Catechumenates can take a while.
Learning many of the things of an Orthodox way of life cannot be rushed. Only time can make a difference.
These are hard words in a culture where time is money and we never seem to have enough of either. But though our culture has changed, human beings have not. We still take 9 months to come to the fullness of time in the womb. We still have to go to sleep for about a third of our life. We still age at about the same rate (the Bible speaks of 3 score years and 10, perhaps 4 score, and our span of life on average still has not reached 4 score).
But grace, this marvelous life of God that is given to us, also accommodates to our life as human beings. We do not receive grace and suddenly become angels. We receive grace, and the whole process of our salvation is a matter of years. My family and I marked 15 years as Orthodox Christians last February. I ran across these quotes from the Elder Sophrony in his book, St. Silouan the Athonite. He mentions a period of 15 years for the assimilation of grace in the lives of great ascetics. It tells me that I am not a great ascetic. It also tells me yet again, “Be patient.”

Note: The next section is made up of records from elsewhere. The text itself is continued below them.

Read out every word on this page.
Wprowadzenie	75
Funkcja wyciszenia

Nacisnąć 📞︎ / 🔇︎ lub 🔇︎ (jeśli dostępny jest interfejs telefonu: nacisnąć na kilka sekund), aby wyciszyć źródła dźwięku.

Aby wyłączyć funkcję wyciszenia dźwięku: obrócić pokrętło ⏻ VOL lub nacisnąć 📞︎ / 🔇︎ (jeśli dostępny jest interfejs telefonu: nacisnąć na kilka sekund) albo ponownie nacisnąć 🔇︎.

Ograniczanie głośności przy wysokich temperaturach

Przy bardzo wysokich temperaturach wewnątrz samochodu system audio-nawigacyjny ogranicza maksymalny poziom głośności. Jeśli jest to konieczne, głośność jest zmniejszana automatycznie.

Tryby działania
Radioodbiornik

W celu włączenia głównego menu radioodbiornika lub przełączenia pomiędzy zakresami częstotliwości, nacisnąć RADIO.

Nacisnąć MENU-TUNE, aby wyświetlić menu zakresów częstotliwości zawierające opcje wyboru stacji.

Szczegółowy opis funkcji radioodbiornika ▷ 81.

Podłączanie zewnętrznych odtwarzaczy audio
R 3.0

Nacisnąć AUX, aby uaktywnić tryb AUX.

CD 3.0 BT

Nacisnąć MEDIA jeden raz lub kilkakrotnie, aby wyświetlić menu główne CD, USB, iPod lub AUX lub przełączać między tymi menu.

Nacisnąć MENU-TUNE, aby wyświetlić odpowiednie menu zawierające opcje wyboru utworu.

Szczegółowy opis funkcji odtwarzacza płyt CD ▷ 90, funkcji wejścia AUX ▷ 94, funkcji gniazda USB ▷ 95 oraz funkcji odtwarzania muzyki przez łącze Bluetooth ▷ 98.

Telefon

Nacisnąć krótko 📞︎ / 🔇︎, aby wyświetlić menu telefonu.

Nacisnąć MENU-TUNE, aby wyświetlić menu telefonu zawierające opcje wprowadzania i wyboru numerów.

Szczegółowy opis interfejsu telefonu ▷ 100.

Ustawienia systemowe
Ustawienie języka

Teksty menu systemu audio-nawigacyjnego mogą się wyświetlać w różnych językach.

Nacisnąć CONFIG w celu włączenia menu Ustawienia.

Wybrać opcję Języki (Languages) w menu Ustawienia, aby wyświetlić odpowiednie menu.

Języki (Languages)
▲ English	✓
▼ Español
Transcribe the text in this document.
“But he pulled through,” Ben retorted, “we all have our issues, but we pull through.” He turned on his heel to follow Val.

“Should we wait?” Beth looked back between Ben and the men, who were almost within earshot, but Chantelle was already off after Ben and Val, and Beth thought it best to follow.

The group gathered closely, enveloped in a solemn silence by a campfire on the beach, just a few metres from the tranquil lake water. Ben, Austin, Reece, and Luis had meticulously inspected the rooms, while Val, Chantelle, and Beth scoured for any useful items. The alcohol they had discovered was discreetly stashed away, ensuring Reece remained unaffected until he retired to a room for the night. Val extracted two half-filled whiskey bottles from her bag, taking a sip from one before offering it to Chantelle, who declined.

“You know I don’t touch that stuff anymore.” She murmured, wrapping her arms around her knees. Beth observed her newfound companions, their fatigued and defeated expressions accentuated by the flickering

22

The history of the Church together with personal contact with many ascetics has led me to the conclusion that the experience of grace in those who have been granted visitations and visions is only assimilated deeply after years of ascetic endeavor; grace then taking the form of spiritual knowledge that I should prefer to define as ‘dogmatic consciousness’ (but not in the academic sense of the term).

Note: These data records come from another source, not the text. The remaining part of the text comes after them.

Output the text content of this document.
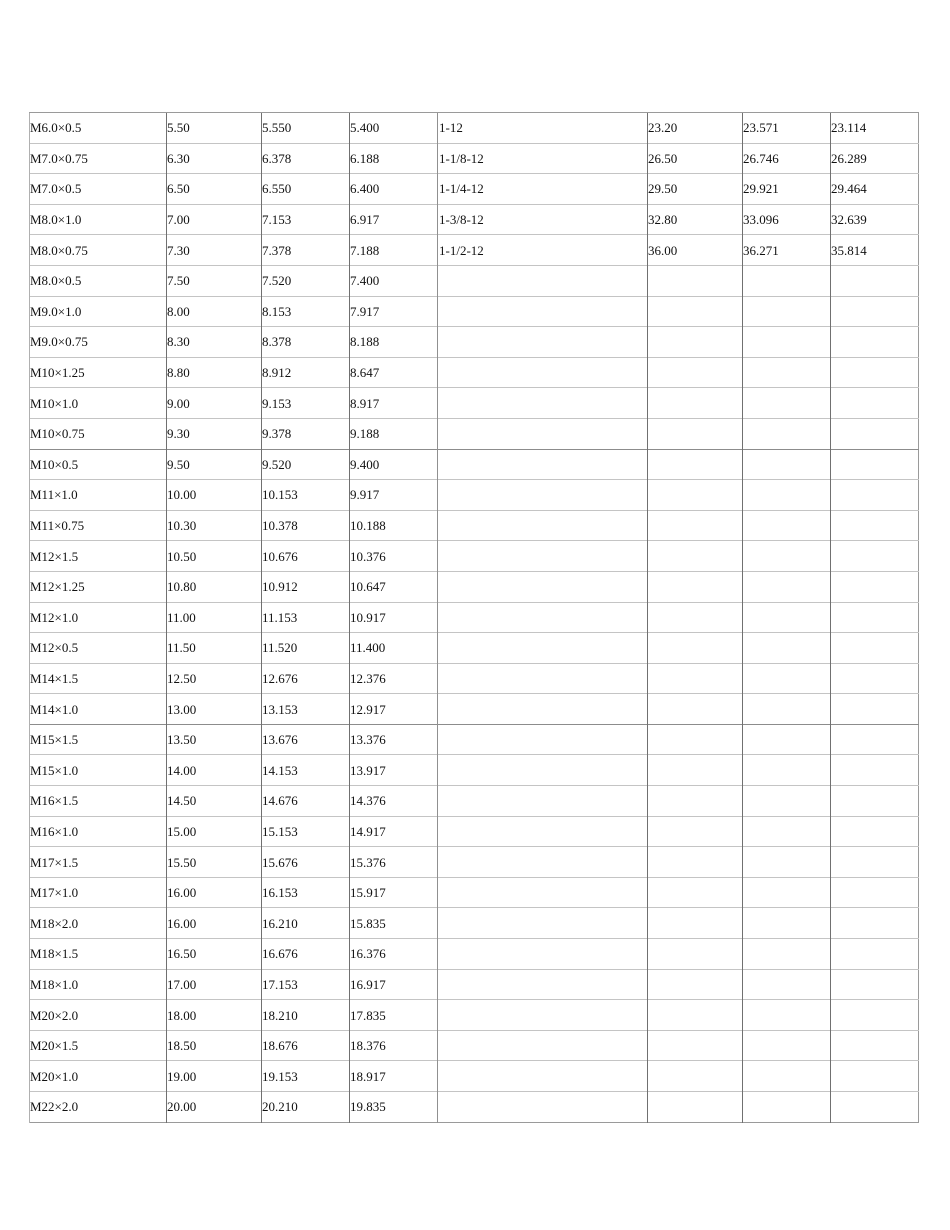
M6.0×0.5	5.50	5.550	5.400	1-12	23.20	23.571	23.114
M7.0×0.75	6.30	6.378	6.188	1-1/8-12	26.50	26.746	26.289
M7.0×0.5	6.50	6.550	6.400	1-1/4-12	29.50	29.921	29.464
M8.0×1.0	7.00	7.153	6.917	1-3/8-12	32.80	33.096	32.639
M8.0×0.75	7.30	7.378	7.188	1-1/2-12	36.00	36.271	35.814
M8.0×0.5	7.50	7.520	7.400				
M9.0×1.0	8.00	8.153	7.917				
M9.0×0.75	8.30	8.378	8.188				
M10×1.25	8.80	8.912	8.647				
M10×1.0	9.00	9.153	8.917				
M10×0.75	9.30	9.378	9.188				
M10×0.5	9.50	9.520	9.400				
M11×1.0	10.00	10.153	9.917				
M11×0.75	10.30	10.378	10.188				
M12×1.5	10.50	10.676	10.376				
M12×1.25	10.80	10.912	10.647				
M12×1.0	11.00	11.153	10.917				
M12×0.5	11.50	11.520	11.400				
M14×1.5	12.50	12.676	12.376				
M14×1.0	13.00	13.153	12.917				
M15×1.5	13.50	13.676	13.376				
M15×1.0	14.00	14.153	13.917				
M16×1.5	14.50	14.676	14.376				
M16×1.0	15.00	15.153	14.917				
M17×1.5	15.50	15.676	15.376				
M17×1.0	16.00	16.153	15.917				
M18×2.0	16.00	16.210	15.835				
M18×1.5	16.50	16.676	16.376				
M18×1.0	17.00	17.153	16.917				
M20×2.0	18.00	18.210	17.835				
M20×1.5	18.50	18.676	18.376				
M20×1.0	19.00	19.153	18.917				
M22×2.0	20.00	20.210	19.835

The historical experience of the Church, in which I include the Apostles and the holy Fathers both ancient and modern, makes it possible to calculate this period of assimilation as lasting at least fifteen years. Thus St. Paul’s first Epistle (to the Thessalonians) was written some fifteen years after the Lord had appeared to him on the road to Damascus. Often the period lasts twenty, twenty-five, even thirty or more years. The Evangelists and other Apostles wrote their testimonies and epistles long after the Lord’s Ascension. Most of the holy Fathers acquainted the world with their visions and experiences only when their ascetic course was nearing its close. More than thirty years elapsed before the Staretz set down in writing, with final and mature dogmatic consciousness, his own experience. The assimilation of grace is a lengthy process.